I admit. I'm a person of extremes; both dark and light. I can at times be as savage on the forum as anyone else, and yet at the moment, I am drawn to feeling entirely the opposite. My mind is clear; I am at peace. If I was going to be truly and horribly arrogant, perhaps as much so as I have been accused on the forum of being, I could say that that is, I think, why I am drawn to Kali. I feel that, at least in terms of being composed of opposites, Mother and I have something in common. ;-)
Given that, this time around, I wanted to write about some things I am grateful for.
- I'm enormously grateful for the opportunity to have created, and played the game with, this character. It's done a lot for my self image, and I like to think I've learned a lot from it as well, both inside and outside the game.

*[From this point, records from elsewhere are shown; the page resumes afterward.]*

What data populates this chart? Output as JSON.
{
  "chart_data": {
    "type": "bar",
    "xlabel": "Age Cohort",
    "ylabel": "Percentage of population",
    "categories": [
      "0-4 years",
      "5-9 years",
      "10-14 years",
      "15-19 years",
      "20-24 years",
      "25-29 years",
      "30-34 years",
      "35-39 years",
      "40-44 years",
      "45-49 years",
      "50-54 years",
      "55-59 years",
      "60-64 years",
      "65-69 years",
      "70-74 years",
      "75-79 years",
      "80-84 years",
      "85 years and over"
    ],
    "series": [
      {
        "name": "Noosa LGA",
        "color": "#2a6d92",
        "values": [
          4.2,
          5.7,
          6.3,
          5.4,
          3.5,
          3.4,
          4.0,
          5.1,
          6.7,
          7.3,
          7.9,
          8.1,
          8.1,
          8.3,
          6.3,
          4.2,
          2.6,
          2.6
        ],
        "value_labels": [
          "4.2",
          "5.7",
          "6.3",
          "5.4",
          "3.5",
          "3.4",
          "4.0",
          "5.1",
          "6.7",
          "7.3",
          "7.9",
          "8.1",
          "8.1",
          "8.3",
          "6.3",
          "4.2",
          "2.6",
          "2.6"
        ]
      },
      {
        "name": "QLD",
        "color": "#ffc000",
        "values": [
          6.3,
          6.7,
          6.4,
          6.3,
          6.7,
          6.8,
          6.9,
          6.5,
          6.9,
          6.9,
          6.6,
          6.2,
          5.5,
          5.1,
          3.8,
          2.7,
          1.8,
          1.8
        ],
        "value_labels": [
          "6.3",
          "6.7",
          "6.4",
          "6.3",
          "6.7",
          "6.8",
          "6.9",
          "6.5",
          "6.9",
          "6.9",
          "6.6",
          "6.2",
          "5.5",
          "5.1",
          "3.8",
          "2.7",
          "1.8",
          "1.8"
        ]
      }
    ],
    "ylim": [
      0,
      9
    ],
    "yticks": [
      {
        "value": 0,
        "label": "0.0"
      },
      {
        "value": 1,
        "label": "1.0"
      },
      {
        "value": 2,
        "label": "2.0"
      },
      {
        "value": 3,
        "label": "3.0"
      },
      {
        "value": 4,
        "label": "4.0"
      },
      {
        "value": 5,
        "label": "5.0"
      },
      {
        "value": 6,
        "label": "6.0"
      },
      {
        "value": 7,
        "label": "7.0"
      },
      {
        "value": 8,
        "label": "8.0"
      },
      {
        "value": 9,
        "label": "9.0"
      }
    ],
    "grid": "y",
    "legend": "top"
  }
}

- I'm also even more grateful for this blog, and for the people who continue to show their support for it. This has given me a means to express myself and communicate with a couple of people on a greater level than what I'm normally able to. It's also at times given me a sense of purpose; whenever I do get really down, or wonder what real use there is to my life in general, when I remember what I'm able to do here, and some of the responses I've had, I start to feel a lot better.
I'm perhaps a bit different to Trackhoof and Pike, in that there are some prickly edges with me, where they perhaps are uniformly positive. However, I join with them in saying what I feel they also did, in their own way, if not in so many words.